Since I had two full plastic grocery bags full of grains, I hung around after lunch caffeinating until the bus that runs along Gladys and by the meal centre mornings and afternoons [the route serves people going to and from work] began running again in late afternoon and spreading the word of my need for someone capable of replacing the clutch hydraulic cylinder.

When the time came to catch the bus I had to stop at the thrift store where I found a craft item which had several components I could use in several different future projects designed and stored in the ‘physical, focused distraction tasks for WRAP’ file in my mind.

I needed make a purchase because the store only gives change for purchases. It was simply fortunate that they was a craft project with several useful components at a cost of only 50 cents. More fortunately frugal planning meant I had $5 to get change from.

The bus ride home went surprisingly smoothly and armed with pen and a good supply of paper I had no dragging awareness of time. The bus is outbound so it dropped me at a bus stop across the street and a short distance uphill from the Court I live on.

Even with the benefit of walking downhill it was a slow trip home. Mainly because I needed to stop, stand and let my back/spine adjust before continuing on my way.

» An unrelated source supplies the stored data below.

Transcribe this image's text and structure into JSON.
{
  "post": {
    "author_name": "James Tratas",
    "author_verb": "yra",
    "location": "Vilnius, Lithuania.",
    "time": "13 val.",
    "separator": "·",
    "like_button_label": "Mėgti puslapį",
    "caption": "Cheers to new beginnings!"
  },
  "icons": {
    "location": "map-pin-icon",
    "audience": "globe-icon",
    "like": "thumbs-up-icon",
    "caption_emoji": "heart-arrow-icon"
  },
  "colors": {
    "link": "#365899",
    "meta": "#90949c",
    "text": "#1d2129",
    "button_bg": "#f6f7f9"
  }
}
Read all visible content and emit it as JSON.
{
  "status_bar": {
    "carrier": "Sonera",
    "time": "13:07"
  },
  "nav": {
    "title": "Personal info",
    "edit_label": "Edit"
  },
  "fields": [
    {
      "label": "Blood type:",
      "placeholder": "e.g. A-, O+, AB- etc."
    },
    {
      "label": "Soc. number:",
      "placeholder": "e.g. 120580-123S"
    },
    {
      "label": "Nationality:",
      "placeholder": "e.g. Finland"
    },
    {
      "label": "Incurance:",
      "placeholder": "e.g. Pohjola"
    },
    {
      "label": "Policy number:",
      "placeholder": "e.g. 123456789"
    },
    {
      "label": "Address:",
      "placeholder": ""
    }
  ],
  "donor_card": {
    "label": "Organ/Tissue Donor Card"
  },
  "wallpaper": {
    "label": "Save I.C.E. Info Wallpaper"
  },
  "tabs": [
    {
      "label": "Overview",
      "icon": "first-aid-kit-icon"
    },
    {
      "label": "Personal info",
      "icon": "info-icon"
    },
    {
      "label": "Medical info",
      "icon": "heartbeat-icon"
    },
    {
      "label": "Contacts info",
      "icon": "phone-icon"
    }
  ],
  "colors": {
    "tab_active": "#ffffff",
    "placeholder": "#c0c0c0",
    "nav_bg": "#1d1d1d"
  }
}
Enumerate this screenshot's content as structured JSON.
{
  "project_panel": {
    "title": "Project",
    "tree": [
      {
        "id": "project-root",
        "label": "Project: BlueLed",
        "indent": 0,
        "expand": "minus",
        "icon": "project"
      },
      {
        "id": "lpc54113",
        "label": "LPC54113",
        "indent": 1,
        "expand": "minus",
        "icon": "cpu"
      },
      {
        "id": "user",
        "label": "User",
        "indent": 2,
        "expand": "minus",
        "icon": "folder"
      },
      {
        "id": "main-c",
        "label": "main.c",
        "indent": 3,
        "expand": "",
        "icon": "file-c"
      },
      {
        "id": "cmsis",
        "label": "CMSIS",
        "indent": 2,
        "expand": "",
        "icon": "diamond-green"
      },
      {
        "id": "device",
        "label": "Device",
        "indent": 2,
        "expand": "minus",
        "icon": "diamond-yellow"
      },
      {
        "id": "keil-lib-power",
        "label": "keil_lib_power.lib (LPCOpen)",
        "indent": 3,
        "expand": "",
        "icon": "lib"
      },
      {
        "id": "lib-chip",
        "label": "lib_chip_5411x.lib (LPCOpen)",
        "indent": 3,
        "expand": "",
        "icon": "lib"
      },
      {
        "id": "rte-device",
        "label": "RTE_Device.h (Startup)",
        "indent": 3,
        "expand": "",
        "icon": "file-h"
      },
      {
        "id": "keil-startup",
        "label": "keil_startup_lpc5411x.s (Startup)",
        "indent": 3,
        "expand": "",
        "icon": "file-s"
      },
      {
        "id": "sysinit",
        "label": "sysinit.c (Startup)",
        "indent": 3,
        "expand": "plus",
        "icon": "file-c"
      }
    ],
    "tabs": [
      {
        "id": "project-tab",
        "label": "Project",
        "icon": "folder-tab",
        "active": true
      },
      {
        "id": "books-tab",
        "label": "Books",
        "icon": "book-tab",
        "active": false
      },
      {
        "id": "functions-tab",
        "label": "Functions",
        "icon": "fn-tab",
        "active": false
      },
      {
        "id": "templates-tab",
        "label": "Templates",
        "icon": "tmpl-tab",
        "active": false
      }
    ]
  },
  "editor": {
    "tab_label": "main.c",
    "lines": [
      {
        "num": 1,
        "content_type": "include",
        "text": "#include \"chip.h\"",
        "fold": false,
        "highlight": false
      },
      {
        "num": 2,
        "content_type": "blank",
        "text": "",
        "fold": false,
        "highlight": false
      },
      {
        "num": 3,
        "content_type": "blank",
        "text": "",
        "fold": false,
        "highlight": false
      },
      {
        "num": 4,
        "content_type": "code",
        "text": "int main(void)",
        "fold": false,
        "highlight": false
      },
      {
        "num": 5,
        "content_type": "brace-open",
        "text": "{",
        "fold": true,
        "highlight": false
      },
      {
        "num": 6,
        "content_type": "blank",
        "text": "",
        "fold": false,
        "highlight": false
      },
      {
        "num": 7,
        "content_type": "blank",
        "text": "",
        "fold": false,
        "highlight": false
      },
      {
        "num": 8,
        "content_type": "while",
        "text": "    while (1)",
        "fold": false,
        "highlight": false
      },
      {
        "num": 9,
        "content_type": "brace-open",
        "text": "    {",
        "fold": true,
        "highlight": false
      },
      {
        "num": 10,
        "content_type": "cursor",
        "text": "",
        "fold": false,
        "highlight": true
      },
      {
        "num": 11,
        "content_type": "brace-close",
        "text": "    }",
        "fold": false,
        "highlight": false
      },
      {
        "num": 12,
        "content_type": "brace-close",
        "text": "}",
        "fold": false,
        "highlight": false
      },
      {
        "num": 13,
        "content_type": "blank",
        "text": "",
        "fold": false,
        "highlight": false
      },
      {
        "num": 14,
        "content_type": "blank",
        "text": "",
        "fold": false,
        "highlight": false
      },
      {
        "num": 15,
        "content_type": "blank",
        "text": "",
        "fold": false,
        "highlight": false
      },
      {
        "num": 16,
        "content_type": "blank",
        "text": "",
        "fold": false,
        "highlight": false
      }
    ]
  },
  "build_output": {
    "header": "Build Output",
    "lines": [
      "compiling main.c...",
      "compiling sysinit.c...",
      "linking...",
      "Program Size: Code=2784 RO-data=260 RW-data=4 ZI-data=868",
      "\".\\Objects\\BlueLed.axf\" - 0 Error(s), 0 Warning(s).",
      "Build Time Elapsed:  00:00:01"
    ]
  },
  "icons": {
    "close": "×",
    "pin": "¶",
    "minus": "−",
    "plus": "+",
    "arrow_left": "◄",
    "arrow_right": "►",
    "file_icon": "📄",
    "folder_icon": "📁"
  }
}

Given the way my life has been running lately, how smoothly the trip home had gone and the way time flew by as I wrote of the ideological, irresponsible, financial calamitous behaviour of Stephen Harper and the Conservative Party – I should have been prepared for the pie in the face. But I wasn’t.

Although, as I turned the corner onto my street [Court] and saw that the passenger side rear tire had gone flat while I was gone, I did appreciate the symbolism of my trip downhill to the flat tire.

I took a deep breath, let it out slooooooowly, locked the umbrella back in the Breckenridge Zone mobile and headed for my computer to add a Chronicle on life to my web page and create the First Tale of the James Chronicles.